The world turns faster as I begin to realize;

In the end I’m alone and you’ve abandoned me too.

 

Your blank eyes remind me of someone I once knew,

Their heart too was completely filled with lies;

You keep lying to my face and I think it’s true.

 

My silent screams create an echo through

My mind, my mind a place I truly despise;

In the end I’m alone and you’ve abandoned me too.

 

This sort of sadness can only be understood by few,

I turn around and the tears shine through my eyes;

You keep lying to my face and I think it’s true.

 

I face the glass and immediately I rue,

You stare back intently, catching me by surprise;

In the end I’m alone and you’ve abandoned me too.

 

Mirror, mirror, “J’accuse” I truly do,

I know what’s coming; the head-shake, the pleas, the sighs,

You keep lying to my face and I think it’s true.

In the end I’m alone and you’ve abandoned me too.

___________________________________________________________________

 

What’s a Villanelle? 

A poem consisting of 19 lines (4 tercets and one quatrain). The villanelle has a rigid rhyme scheme and repetition of the 1st and 3rd lines of the first stanza. The villanelle has no established meter but 19th-century poets tended to use trimeter and tetrameter, while 20th-century authors used pentameter.

The villanelle originates from Jean Passerat’s “Villanelle (J’ay perdu ma Tourterelle)”. Examples of villanelles: “Do not go gentle into that good night” by Dylan Thomas and “ Mad Girl’s Love Song” by Sylvia Plath.

Reflection:

I wrote this villanelle for my Creative Writing class at school and wanted to share. we had to choose a specific type of poem with specific characteristics and reproduce one of our own.
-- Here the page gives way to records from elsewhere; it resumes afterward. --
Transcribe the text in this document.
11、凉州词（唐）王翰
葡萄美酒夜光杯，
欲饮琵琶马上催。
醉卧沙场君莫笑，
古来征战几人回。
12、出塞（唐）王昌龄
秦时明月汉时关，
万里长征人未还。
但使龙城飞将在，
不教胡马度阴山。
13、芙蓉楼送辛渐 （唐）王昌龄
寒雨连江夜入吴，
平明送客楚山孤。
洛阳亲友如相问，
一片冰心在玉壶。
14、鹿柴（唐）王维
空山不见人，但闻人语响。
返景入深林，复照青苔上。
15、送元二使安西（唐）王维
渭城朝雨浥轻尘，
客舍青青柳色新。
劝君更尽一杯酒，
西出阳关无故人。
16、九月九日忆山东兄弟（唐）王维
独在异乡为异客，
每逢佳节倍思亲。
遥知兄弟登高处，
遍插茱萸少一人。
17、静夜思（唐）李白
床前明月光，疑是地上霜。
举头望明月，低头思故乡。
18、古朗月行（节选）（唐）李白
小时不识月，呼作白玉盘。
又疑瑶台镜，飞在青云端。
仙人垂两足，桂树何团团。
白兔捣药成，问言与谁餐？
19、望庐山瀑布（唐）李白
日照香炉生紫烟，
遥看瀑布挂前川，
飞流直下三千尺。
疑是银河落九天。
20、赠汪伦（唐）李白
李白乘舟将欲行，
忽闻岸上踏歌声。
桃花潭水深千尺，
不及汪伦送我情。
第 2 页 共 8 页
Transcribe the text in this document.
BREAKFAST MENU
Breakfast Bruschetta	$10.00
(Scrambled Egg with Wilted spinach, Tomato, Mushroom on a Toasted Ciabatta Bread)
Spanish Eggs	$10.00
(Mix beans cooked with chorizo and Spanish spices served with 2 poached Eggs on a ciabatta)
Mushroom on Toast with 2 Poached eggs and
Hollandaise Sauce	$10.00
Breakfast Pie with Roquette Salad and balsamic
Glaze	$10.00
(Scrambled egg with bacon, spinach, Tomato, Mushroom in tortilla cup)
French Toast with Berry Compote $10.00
I chose a villanelle because of its flexible meter, as well as the repetition of the lines which ties the theme of the poem together. I read “Do not go gentle into that good night” by Dylan Thomas in my freshman year, which was also when I wrote a villanelle for the first time. I haven’t attempted to write a villanelle since then, until now of course, so I think it was interesting coming back to it. The villanelle I wrote in freshman year was much more rigid meter wise whereas this poem is more loose, and has no exact meter.

“You keep lying to my face and I think it’s true”, initially suggests that the speaker is talking to someone that has lied to them and disappointed them multiple times, later shifting to their own personal struggles. In the end it is revealed the, “you” the speaker is talking to is in fact is self as implied by the phrase, mirror, mirror”. The speaker has become completely detached from the person they see in the mirror. The first line describes a person who feels cheated and lied to, however, in the last stanza the line’s meaning changes to draw attention to the speaker’s inner struggle.